Quel sens donner à la draft de KHL ?

C'est donc aujourd'hui qu'a eu lieu la dernière "innovation" de la KHL. Ou plutôt, la dernière mesure copiée sur la NHL, en l'occurrence la draft. Une idée de Vyacheslav Fetisov, qui va plus loin et prône carrément la création d'écoles privées indépendantes des clubs. Mais comme on n'en est pas encore là, les participants à la draft ont le droit de conserver les joueurs qu'ils ont formés eux-mêmes. Le panel de choix, réservé aux hockeyeurs de 17 à 20 ans, est donc constitué des juniors évoluant dans des clubs de deuxième division, qui ne sont pas légion à avoir une bonne école (sur 85 joueurs choisis, 16 évoluaient dans les deux "Krylia Sovietov" concurrents !) ou de joueurs évoluant à l'étranger.

Dans ce contexte, les clubs ont eu une attitude très différente vis-à-vis de cette draft. Le représentant du Traktor Chelyabinsk a refusé d'y prendre part et s'est débarassé de ses quatre choix : le grand club formateur de l'Oural explique ne pas avoir besoin de renfort et constituer son équipe avec les joueurs locaux. Le HK MVD avait deux choix sur les bras, mais a passé son tour et ne les a même pas utilisés. D'autres clubs ont fait de même par moments, et on a donc assisté à une draft à trous. À l'opposé, l'attitude de l'Atlant Mytishchi, qui a amassé tout ce qu'il pouvait et a sélectionné 13 joueurs en 4 tours.

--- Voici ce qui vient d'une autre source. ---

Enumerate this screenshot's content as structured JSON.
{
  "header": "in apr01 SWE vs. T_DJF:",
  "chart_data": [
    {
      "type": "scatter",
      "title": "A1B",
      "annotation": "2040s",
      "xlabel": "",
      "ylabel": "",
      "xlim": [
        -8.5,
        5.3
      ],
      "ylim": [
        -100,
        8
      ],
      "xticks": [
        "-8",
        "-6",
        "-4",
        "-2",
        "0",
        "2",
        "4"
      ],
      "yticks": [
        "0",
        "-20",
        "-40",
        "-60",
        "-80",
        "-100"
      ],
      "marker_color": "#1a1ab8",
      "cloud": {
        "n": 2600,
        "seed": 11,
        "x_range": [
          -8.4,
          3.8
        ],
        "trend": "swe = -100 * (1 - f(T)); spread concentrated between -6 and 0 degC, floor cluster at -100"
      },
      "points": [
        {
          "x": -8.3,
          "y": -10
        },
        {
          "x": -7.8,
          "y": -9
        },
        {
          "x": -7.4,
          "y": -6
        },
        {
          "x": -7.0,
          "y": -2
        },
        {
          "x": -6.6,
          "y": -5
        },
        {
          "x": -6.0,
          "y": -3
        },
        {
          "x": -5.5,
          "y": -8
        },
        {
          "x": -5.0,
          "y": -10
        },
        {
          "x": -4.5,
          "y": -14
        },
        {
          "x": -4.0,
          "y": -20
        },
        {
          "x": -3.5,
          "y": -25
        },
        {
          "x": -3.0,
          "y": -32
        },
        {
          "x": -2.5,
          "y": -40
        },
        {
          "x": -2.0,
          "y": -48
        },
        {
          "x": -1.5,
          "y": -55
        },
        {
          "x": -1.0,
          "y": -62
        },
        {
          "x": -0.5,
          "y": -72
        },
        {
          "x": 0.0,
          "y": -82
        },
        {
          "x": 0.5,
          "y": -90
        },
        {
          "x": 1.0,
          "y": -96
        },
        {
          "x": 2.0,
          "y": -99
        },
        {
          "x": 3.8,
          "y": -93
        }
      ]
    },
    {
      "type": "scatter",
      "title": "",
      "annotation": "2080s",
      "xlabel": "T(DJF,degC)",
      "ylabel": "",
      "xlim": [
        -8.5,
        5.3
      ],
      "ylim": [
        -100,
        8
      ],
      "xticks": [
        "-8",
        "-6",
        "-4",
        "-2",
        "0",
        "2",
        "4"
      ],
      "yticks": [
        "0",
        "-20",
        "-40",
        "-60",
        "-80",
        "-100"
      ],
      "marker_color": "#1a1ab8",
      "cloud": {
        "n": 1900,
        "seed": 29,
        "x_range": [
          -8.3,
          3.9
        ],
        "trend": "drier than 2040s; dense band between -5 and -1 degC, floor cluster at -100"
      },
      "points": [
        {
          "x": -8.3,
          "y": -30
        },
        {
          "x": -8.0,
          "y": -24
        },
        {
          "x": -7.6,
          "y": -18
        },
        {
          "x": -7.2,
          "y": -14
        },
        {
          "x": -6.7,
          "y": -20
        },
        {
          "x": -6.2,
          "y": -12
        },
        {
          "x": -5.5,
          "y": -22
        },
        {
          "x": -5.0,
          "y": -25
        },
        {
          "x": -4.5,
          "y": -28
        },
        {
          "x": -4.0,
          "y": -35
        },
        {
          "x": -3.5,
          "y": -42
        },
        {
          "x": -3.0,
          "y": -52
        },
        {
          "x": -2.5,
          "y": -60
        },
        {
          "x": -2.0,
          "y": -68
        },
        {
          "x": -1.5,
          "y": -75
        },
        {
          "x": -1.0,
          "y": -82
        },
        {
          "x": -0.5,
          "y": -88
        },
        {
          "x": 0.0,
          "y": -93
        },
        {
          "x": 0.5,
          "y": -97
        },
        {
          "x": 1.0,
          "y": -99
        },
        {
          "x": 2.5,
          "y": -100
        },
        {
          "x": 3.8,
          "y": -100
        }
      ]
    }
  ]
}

Comme prévu, le CSKA - présidé depuis un mois par Fetisov - s'est adjugé le premier choix pour s'offrir les services de Mikhaïl Pashnin, un défenseur formé au Mechel Chelyabinsk qui avait fait les gros titres lorsqu'il avait été convoqué quelques jours pour le stage de l'équipe nationale en avril. Le Dynamo Minsk a volontiers échangé le numéro 1 car sa priorité était ailleurs : il a utilisé ses deux choix de premier tour (obtenus après échanges) pour s'assurer les droits sur deux juniors biélorusses expatriés en Amérique du nord, Mikhaïl Stefanovich et Kirill Gotovets. Le club letton du Dinamo Riga a d'ailleurs fait mieux puisqu'il n'a sélectionné que des joueurs lettons. Il n'y avait peut-être pas besoin d'une draft pour en arriver là...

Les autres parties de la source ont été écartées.